Elin, to them, was an uncertainty.
"She's too soft," one aunt remarked.
"Too quiet," said another.
"Dreamy girls don't survive the real world."
Someone laughed. "What future can come from that kind of thinking?"
They did not see her strength. They mistook her silence for fragility, her restraint for weakness. To them, she was a girl who would eventually settle into something small, something forgettable.
Elin heard everything.
It hurt—more than she expected. Not because she doubted herself, but because dismissal from one's own blood carried a particular weight. For a moment, the old ache surfaced: the desire to be understood without explanation.
That night, she sat alone and allowed herself one quiet breath of sadness.
Then she straightened.
They could not see her plans because her plans did not belong to their language. She was not building a future that could be measured by titles or timelines. Hers required patience. Preparation. Depth.

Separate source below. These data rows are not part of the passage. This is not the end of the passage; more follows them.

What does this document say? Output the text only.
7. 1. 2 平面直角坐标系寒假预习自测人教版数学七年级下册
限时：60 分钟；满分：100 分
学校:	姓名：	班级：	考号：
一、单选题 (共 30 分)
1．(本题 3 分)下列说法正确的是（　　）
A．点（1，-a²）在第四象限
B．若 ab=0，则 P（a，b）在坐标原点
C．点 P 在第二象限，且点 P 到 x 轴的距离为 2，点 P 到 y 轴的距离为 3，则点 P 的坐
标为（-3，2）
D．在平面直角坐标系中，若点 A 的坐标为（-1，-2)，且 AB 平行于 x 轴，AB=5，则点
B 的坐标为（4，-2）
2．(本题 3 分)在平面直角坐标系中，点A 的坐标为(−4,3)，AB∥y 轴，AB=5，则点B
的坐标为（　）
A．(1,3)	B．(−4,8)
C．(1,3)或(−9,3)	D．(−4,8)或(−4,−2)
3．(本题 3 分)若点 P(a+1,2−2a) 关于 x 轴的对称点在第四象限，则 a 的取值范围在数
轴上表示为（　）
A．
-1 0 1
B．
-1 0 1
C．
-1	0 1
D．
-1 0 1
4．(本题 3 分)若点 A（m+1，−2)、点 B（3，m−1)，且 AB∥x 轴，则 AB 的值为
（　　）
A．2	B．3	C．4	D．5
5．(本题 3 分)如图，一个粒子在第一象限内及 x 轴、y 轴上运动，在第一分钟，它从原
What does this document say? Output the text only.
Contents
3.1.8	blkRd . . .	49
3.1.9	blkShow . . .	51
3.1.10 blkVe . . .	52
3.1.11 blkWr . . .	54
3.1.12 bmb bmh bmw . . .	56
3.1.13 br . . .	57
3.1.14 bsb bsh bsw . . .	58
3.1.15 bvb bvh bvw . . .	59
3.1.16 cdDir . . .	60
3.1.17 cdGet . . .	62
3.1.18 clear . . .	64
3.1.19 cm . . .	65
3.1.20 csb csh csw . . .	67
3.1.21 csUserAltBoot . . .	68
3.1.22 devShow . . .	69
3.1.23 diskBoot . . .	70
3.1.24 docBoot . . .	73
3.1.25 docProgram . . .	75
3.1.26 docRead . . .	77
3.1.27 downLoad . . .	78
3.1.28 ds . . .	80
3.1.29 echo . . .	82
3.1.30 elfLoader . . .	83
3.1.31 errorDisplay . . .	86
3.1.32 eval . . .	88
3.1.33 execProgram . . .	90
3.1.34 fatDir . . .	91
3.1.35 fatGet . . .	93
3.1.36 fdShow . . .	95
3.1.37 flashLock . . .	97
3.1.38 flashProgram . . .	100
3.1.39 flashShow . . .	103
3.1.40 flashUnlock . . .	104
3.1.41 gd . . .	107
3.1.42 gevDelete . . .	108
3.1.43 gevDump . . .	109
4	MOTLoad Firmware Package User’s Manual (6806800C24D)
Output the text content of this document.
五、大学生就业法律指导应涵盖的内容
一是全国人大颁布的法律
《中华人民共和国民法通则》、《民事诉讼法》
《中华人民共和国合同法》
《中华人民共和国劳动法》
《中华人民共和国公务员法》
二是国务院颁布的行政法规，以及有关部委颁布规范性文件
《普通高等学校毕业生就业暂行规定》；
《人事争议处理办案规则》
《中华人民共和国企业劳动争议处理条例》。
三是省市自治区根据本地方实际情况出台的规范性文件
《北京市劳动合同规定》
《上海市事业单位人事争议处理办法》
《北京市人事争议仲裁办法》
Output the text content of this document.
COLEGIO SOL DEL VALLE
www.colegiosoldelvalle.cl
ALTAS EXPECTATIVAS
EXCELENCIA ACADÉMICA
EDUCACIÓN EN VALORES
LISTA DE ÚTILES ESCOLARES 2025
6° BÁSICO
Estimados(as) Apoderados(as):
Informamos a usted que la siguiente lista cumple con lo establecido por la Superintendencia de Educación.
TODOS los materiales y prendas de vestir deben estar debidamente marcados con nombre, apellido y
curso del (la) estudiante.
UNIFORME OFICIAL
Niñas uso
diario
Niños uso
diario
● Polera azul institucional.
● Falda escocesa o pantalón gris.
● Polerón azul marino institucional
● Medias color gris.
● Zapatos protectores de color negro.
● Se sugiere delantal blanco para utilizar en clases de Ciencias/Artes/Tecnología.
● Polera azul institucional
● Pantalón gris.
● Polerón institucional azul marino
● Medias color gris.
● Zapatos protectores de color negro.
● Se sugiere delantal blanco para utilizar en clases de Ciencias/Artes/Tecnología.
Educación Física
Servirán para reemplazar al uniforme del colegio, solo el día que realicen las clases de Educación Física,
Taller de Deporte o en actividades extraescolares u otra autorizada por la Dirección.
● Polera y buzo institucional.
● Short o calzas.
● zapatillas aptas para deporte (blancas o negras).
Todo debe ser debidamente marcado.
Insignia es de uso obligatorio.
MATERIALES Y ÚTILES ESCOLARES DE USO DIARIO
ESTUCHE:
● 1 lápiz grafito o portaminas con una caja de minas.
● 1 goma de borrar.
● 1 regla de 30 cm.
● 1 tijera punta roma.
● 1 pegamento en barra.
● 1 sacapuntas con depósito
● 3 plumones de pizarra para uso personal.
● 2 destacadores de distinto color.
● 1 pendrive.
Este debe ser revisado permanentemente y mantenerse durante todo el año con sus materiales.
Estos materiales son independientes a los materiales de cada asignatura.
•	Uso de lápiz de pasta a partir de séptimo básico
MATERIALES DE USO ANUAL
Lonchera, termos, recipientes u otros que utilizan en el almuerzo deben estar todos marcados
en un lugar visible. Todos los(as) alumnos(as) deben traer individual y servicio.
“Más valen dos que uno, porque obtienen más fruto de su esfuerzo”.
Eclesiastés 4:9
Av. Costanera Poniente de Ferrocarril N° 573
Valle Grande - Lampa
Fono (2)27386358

And courage they would never recognise.
"I am not weak," she whispered to the empty room. "I am becoming."
The next morning, she returned to her routine unchanged. Study. Research. Reflection. Her resolve did not harden—it clarified.
When Jin's presence brushed the edges of her awareness, she did not ask for reassurance.
"You hear them," he said.
"Yes."
"They doubt you."
"I know."
"Does it shake you?"
Elin paused, then answered calmly. "No. It teaches me."
Jin was silent for a long moment.
"They will see too late," he said finally.
"That's all right," Elin replied. "This path was never meant to be crowded."
She did not need approval.
She did not need validation.
Her future was not loud—but it was inevitable.
And while others laughed at what they could not imagine, Elin moved forward—steady, unseen, and unbreakable.
"She was no longer waiting for destiny—she was preparing to command it."